The real reason Senator Siah Correa Hemphill announced she is resigning her seat (which she has NOT yet resigned months later) is because she was found out about her illegal use of tens of thousands of dollars of campaign funds for personal use in extreme violation of the state Campaign Reporting Act forbidding it.

The chronology:

On April 22nd Senator Siah Correa Hemphill apparently used personal funds to quietly reimburse her campaign for $11,000 of improper expenses she had made. (See the attached snapshot of her campaign expenditures report.) And that is just the tip of the iceberg of her wrongful spending.

Two weeks later on May 2nd, she suddenly announced she was withdrawing her candidacy to be on the 2024 ballot "to explore new career opportunities" instead. The truth is that she knew she would be in deep legal trouble if she tried to remain a senator when the reimbursement became public, which it did on May 13th. But nobody cared by then since she had quit.

It's another case of New Mexico's elected politicians using campaign contributions they receive from rich special interests as their own piggy banks for lavish personal spending – and breaking the law.

This year Rep. Ambrose Castellano and past Treasurer Laura Montoya were caught violating the campaign finance laws, using campaign funds for personal use and misreporting campaign contributions. Correa Hemphill has been doing the same thing - she just hasn't been caught yet.

Her campaign spending reports, as can be easily seen on the Secretary of State's website, are full of abuses of the campaign expenditure laws, going back years. She used campaign cash for personal use at hotels, restaurants, shopping and coffee shops - expenses not tied to her campaign in any visible way. When she realized it was about to be discovered in a reelection fight, she bailed out.

The proof is in her 2024 First Primary Report, she lists tons of personal expenditures, then amends the report and claims she reimbursed the campaign $11,000. All of a sudden, the spending on fancy dinners, hotels, coffee shops and airplane tickets stops. That's interesting.
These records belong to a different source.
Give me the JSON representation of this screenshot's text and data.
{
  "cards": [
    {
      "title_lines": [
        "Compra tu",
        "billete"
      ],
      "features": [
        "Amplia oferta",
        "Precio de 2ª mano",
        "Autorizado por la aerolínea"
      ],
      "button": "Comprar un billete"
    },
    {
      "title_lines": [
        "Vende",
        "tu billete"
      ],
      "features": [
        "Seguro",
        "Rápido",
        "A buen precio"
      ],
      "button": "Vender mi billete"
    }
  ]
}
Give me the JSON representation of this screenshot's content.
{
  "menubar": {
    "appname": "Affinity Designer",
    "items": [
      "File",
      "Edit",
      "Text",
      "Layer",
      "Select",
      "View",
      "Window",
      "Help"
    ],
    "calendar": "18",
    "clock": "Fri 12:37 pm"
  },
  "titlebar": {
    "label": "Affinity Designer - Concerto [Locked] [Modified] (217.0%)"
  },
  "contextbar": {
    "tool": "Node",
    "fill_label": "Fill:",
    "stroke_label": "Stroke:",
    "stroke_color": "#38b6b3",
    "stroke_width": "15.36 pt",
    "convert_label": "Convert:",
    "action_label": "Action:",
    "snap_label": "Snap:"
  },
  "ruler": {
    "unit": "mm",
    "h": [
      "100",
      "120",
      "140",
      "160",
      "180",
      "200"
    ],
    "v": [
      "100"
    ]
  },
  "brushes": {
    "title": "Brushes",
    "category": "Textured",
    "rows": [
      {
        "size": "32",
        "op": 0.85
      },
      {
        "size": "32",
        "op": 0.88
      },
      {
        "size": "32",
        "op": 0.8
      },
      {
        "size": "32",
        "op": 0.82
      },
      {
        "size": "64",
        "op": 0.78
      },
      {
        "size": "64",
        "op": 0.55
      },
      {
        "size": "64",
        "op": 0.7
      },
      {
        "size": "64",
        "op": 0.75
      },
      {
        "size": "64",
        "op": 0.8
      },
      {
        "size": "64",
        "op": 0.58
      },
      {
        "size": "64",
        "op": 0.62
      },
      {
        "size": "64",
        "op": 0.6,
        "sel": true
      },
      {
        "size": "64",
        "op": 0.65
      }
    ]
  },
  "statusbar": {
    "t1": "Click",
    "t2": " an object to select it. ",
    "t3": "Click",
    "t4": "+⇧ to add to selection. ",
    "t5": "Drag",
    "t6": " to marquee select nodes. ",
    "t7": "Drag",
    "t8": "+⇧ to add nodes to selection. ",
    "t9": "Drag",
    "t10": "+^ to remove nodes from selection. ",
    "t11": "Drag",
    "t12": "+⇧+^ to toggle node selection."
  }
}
What changed? A well-known Albuquerque lawyer volunteered to review Correa Hemphill's campaign finance reports and told her that she is going to have MAJOR problems because of all the illegitimate expenses she made using campaign funds. Correa Hemphill freaked out and announced she'd drop out of the race for reelection – to avoid facing scrutiny. Strangely she's still there as a senator today, but she's not attending any of the legislative meetings that happen in New Mexico all summer. She's just not running for reelection.

The Ethics Commission is taking a look at her case right now. The Attorney General should look into her campaign's bank documents, and also her own personal bank documents, to see if she had some lobbyist or donor give her the $11,000 real fast to reimburse her campaign. Did she really write a check to "correct" all the expenditures at all? Did her campaign manager not tell her that using your campaign account as a personal ATM was illegal? Correa Hemphill is a professional educator - any violation of the Campaign Reporting Act is not "accidental." She would surely be aware that it is a basic violation to use campaign contributions to supplement her lifestyle. These violations are flagrant abuse of the public's trust.

Correa Hemphill only corrected ONE of her many campaign reports, even though ALL of them contain questionable spending items. Only once is it indicated that she paid her campaign back. She needs to be held accountable for using campaign contributions as personal money. She portrays herself as a working mom who had to give up her senate perch because she could not afford to be an unpaid legislator. The truth is that she COULD afford it, but only when she was wrongly using campaign funds to supplement her lavish lifestyle.

Correa Hemphill quit because she was about to get caught.

Just a few examples: thousands of dollars at Santa Fe restaurants, hotels, airplane tickets, coffee shops, and taxi cabs in New Mexico and out of state in fancy resorts and destinations in California. It is all in her public campaign expenditures reports at the New Mexico Secretary of State website.

This is the same grandstanding senator who ripped into the Western New Mexico University president for supposedly "lavish spending" by the school on the taxpayers' dime, while she herself was living it up on the dime of powerful special interests' campaign contributions. O, the hypocrisy!